Bechdel came out in 1980 at 19 years old.
“In many ways my life, my professional career, has been a reaction to my father’s life, his life of secrecy,” she said. “I threw myself into the gay community, into this life as a lesbian cartoonist, deciding I was going to be a professional lesbian. In a way, that was all my way of healing myself.”
In 2006, Bechdel created a graphic book about her own coming out and her father’s death, which she thinks could have been a suicide, called Fun Home. It is now a Broadway play with five Tony Awards under its belt, including one for best musical.
Bechdel said she came out from reading books, not actual experiences with people.
“I had this very formative moment: I was browsing in my college bookstore and I found this book called Word is Out,” she said. “It was a book about a documentary film that had been made which was interviews with a bunch of gay men and lesbians. I think it was made in the late ‘70s. I was spellbound by this book and as I was reading it, I had this simultaneous realization that, ‘Oh my God, I am one of these people in the book,’ and also that it was okay. Just like that, I accepted it in myself. I didn’t have any long period of struggle.”
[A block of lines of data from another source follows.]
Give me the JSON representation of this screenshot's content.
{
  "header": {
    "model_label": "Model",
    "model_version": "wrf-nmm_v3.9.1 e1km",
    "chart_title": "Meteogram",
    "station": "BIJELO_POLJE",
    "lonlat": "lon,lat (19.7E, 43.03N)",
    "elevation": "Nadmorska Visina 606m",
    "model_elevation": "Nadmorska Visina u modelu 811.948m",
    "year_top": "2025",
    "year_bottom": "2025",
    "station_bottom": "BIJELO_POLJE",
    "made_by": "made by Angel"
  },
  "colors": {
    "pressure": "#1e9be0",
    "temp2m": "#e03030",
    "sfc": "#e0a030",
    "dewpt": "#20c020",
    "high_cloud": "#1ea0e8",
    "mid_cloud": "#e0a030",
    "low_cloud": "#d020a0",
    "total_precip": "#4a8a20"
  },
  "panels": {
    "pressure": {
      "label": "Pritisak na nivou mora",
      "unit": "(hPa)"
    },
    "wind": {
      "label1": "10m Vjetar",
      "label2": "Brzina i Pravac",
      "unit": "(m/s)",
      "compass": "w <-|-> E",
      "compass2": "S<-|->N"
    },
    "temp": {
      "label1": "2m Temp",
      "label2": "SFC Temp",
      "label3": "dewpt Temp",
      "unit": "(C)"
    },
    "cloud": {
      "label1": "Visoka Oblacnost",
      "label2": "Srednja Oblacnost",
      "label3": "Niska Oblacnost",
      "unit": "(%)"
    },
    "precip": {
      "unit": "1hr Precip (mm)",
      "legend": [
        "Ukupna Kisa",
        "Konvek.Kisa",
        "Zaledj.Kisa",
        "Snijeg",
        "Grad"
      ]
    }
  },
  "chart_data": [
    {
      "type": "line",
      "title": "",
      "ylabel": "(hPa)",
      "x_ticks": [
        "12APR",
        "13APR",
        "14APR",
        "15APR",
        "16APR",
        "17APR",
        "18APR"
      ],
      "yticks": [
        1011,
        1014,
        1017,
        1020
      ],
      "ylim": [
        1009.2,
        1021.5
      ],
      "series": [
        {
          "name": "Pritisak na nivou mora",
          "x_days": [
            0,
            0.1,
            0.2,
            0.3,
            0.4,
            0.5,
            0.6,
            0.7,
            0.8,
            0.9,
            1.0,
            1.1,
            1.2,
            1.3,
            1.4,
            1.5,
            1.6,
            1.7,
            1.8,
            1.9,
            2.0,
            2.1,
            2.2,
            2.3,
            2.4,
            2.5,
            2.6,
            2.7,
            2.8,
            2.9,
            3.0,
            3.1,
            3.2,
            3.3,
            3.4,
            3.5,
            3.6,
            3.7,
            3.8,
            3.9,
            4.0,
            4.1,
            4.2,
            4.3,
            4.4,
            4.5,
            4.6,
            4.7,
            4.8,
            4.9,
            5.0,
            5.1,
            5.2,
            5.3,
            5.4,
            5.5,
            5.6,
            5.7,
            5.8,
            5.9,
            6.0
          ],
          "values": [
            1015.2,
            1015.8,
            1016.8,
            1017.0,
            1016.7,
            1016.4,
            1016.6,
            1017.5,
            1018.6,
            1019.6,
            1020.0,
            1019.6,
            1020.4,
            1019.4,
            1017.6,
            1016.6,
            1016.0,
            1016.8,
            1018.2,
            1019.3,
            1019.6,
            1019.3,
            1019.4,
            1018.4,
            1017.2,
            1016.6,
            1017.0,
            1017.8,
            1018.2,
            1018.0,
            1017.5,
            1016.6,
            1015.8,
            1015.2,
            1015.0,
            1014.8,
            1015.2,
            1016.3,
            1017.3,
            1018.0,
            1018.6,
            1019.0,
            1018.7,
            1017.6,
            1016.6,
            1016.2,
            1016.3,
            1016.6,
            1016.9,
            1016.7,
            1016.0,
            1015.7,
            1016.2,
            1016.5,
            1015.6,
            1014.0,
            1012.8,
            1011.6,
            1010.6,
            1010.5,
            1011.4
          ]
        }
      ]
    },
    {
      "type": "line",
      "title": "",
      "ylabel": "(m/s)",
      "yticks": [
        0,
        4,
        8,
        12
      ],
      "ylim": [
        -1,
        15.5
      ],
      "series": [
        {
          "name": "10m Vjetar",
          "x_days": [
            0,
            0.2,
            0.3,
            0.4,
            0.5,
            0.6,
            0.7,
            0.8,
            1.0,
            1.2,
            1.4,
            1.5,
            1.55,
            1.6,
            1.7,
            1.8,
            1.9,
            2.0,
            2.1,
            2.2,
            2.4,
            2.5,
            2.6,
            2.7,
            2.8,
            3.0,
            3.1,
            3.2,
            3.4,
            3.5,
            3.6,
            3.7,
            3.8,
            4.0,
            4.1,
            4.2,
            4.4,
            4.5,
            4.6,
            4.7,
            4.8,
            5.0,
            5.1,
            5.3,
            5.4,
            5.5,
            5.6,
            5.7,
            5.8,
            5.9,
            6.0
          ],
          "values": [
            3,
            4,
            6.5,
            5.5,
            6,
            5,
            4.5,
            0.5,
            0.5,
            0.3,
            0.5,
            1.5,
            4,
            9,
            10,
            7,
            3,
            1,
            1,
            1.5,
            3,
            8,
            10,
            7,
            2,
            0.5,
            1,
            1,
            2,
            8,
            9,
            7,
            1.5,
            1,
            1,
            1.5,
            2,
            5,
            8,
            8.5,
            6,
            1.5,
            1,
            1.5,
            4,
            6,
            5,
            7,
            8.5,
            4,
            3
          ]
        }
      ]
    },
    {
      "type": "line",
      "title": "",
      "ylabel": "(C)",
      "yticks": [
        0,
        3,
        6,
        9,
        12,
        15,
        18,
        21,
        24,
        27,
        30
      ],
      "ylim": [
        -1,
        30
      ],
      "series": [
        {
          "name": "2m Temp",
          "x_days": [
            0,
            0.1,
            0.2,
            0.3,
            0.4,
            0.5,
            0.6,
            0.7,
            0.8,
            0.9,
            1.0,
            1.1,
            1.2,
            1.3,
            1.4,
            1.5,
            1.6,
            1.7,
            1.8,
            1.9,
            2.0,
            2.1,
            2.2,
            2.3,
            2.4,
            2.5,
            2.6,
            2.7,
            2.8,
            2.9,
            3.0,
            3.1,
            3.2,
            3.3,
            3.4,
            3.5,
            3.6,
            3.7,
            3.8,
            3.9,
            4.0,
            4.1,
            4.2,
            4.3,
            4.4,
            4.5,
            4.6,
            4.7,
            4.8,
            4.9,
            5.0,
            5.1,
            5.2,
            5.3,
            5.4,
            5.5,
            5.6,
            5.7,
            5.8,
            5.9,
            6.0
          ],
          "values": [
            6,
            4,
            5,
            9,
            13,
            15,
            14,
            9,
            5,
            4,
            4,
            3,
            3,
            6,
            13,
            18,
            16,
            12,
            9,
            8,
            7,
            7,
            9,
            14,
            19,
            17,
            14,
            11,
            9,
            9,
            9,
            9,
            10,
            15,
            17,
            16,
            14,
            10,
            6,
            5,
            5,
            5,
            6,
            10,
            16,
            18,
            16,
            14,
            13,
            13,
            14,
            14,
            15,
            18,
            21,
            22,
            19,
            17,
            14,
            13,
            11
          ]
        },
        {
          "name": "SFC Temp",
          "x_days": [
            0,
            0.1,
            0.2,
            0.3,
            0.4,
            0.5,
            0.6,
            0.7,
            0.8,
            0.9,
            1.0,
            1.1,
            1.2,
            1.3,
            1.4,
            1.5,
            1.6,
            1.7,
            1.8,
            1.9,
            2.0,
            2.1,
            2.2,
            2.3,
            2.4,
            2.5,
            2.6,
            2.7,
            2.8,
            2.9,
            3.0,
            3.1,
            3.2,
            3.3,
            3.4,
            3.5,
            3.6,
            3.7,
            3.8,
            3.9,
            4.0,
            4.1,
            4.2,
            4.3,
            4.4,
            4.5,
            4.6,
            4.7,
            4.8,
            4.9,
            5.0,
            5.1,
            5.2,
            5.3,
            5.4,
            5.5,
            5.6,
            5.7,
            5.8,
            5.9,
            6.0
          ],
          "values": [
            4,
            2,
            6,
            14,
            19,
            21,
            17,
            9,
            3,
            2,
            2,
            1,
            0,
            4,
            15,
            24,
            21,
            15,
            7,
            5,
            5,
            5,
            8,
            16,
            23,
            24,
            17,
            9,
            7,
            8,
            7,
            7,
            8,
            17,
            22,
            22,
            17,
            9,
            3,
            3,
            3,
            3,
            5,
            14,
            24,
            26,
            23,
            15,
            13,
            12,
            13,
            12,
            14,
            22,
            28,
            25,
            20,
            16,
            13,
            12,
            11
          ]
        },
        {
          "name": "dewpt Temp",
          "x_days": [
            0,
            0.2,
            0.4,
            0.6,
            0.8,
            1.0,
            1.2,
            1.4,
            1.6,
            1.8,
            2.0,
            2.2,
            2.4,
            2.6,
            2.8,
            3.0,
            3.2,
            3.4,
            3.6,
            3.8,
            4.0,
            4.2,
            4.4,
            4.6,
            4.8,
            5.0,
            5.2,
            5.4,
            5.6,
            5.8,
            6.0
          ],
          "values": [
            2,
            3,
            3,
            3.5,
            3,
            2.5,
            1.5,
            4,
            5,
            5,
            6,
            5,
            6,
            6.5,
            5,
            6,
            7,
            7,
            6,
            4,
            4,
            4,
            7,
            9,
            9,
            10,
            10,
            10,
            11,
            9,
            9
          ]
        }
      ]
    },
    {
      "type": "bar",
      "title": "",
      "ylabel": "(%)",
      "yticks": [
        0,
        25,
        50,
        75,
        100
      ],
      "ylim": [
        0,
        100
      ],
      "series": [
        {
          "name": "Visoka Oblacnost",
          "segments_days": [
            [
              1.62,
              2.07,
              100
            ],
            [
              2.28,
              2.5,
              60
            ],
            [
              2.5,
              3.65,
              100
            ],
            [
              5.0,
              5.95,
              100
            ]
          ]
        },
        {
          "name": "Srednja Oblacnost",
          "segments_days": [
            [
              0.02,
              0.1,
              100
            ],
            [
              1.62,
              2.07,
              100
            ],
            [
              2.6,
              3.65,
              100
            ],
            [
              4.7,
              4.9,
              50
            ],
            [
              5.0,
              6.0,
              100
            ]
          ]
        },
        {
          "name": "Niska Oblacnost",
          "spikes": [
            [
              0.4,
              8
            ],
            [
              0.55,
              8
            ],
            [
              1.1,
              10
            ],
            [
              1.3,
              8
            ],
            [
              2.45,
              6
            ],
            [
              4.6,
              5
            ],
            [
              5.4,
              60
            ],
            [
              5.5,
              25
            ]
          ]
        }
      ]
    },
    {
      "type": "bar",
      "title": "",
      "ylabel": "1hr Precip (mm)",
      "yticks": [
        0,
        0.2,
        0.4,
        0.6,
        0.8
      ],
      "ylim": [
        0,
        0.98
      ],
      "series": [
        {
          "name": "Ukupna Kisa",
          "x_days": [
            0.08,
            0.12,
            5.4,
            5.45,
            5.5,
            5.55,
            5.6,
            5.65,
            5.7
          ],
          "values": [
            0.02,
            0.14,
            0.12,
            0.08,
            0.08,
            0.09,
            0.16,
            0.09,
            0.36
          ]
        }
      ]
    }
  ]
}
Not all are impressed with Fun Home, however. Some students at Duke University who were assigned to read the book over the summer refused to do so because of its “sexual themes and use of nudity.”
“I feel as if I would have to compromise my personal and moral beliefs to read it,” incoming freshman Brian Grasso said.
Another student said the nature of the novel “means that content that I might have consented to read in print now violates my conscience due to its pornographic nature.”
Though the reading was voluntary, a Duke spokesman said he hoped that “students will begin their time at Duke with open minds and a willingness to explore new ideas, whether they agree with them or not.”